His voice had risen steadily, losing its music but gaining a thrilling

intenseness. Strange words for a priest, thought the Chevalier, who

had spoken with irony aforethought. Glories of the world, the love of

women; did not all priests forswear these? Perhaps his eyes expressed

his thought, for he noted a faint color on the priest's checks.

"I am speaking as a moral physician, Monsieur," continued the priest,

his composure recovered; "one who seeks to observe all spiritual

diseases in order to apply a remedy."

"And is there a remedy for a case such as you have described?" asked

the Chevalier, half mockingly.

"Yes; God gives us a remedy even for such an ill."

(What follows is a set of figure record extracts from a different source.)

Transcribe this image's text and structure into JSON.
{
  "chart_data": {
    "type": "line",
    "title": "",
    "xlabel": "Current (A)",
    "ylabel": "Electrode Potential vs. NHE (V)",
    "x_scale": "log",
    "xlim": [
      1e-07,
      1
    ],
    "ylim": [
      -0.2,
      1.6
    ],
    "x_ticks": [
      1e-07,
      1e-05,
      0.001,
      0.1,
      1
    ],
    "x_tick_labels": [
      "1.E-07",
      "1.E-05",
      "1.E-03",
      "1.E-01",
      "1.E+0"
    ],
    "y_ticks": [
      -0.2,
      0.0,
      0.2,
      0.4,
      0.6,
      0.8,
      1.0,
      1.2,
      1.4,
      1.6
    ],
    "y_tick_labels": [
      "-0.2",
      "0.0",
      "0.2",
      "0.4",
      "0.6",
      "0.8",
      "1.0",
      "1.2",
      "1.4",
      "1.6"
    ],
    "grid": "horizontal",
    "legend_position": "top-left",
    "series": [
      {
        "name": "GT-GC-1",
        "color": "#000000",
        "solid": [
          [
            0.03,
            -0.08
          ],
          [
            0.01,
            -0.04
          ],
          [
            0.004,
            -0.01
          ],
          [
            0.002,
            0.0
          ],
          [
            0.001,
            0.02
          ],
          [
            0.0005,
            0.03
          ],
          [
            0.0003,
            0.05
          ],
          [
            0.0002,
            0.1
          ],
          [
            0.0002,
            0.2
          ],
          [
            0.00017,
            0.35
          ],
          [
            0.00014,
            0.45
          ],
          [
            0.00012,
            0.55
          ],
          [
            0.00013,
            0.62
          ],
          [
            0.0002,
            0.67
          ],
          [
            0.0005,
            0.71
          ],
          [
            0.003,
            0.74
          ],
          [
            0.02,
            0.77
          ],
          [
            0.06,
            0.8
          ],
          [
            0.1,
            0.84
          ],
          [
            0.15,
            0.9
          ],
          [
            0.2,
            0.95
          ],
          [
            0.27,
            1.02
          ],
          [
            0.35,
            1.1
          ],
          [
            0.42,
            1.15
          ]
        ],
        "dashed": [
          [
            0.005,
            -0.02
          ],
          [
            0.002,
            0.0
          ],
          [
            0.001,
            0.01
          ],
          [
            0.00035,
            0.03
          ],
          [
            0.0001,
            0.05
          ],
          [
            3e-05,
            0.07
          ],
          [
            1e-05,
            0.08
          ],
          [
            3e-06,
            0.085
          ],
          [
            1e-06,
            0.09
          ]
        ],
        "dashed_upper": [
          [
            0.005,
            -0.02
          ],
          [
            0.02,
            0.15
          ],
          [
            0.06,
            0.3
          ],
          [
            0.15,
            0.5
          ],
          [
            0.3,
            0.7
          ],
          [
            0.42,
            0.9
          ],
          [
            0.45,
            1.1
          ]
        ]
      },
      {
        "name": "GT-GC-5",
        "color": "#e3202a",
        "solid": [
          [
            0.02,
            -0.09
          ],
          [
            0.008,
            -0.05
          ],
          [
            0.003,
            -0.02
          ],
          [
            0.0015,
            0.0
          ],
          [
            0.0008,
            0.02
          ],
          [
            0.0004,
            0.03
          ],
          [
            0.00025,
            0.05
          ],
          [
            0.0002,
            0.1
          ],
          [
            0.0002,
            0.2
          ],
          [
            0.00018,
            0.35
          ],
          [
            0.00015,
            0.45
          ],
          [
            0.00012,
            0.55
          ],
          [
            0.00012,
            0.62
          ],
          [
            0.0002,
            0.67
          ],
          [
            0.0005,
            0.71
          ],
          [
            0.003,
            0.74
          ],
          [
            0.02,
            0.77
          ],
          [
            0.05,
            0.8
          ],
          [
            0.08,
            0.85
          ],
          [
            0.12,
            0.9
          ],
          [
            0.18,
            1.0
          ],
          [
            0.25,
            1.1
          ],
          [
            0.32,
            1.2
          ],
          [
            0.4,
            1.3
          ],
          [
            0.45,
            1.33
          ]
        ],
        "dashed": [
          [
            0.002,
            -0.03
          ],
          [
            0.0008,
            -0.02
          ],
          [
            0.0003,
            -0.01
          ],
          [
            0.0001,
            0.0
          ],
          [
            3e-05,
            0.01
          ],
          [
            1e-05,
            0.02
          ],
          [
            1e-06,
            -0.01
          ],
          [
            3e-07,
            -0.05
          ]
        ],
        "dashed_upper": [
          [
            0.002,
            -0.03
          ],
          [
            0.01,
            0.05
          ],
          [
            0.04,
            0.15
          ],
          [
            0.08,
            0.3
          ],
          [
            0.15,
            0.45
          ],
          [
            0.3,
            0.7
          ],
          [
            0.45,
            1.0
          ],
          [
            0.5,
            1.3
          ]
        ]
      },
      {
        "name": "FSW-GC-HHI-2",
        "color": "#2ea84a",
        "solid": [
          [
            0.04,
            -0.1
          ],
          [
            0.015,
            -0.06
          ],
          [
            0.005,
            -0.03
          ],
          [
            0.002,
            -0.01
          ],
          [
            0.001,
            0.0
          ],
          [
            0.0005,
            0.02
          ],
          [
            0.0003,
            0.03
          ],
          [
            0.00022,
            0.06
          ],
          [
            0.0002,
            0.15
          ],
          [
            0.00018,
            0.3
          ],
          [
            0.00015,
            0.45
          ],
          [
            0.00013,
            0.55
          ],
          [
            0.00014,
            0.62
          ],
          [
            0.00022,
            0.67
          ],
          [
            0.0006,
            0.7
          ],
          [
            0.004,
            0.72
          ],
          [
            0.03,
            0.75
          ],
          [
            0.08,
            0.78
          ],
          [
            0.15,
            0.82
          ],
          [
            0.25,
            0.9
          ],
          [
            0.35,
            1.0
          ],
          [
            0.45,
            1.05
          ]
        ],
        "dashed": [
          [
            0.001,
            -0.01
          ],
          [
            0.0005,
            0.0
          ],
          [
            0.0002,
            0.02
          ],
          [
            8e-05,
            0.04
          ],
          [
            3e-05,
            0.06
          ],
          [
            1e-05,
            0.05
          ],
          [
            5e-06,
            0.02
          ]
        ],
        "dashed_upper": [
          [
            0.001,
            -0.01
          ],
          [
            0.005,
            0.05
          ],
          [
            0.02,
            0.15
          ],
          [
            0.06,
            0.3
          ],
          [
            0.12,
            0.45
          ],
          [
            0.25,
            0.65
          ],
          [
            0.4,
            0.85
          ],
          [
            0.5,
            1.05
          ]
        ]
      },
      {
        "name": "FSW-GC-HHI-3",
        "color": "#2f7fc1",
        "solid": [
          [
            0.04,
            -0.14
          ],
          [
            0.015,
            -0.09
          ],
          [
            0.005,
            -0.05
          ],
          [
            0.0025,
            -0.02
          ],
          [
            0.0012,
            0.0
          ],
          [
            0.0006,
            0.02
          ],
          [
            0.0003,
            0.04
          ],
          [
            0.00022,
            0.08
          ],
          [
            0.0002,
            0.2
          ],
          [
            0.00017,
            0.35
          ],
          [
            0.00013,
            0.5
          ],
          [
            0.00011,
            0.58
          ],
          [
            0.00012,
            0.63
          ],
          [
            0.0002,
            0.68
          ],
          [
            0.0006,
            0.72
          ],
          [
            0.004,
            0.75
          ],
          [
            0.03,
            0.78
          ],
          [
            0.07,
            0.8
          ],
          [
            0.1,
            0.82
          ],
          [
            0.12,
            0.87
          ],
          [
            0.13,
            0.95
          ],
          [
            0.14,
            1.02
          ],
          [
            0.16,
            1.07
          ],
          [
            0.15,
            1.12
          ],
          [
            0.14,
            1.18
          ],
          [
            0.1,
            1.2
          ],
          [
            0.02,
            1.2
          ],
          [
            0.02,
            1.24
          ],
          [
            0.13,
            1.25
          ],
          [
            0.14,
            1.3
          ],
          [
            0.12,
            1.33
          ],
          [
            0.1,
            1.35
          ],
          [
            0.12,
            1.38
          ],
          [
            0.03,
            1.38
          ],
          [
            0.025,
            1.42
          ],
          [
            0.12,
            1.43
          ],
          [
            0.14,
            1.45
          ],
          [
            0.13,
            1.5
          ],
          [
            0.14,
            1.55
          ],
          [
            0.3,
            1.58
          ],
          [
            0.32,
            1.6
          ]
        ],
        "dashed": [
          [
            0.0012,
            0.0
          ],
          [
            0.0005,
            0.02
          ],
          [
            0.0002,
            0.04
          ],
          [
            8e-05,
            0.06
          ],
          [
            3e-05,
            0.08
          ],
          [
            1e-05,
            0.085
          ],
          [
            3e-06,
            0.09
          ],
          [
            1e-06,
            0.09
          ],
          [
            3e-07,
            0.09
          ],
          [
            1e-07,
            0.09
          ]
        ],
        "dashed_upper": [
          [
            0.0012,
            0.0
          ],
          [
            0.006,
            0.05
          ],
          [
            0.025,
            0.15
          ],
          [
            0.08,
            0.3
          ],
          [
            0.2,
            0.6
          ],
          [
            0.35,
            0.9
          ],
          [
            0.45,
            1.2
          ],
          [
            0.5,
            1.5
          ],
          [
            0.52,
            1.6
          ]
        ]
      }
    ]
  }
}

"And what might the remedy be?"

"Death."

"What is your religious name, Monsieur?" asked the Chevalier, strangely

subdued.

"I am Father Jacques, protégé of the kindly Chaumonot. But I am

known to my brothers and friends as Brother Jacques. And you,

Monsieur, are doubtless connected with the court."

"Yes. I am known as the Chevalier du Cévennes, under De Guitaut, in

her Majesty's Guards."

"Cévennes?" the priest repeated, ruminating. "Why, that is the name of

a mountain range in the South."

"So it is. I was born in that region, and it pleased me to bear

Cévennes as a name of war. I possess a title, but I do not assume it;

I simply draw its revenues." The Chevalier scowled at his buckles, as

if some disagreeable thought had come to him.

The priest remarked the change in the soldier's voice; it had grown

harsh and repellent. "Monsieur, I proceed from Rouen to Rochelle; are

you familiar with that city?"

"Rochelle? Oh, indifferently."

The Jesuit plucked at his lips for a space, as if hesitant to break the

silence. "Have you ever heard of the Marquis de Périgny?"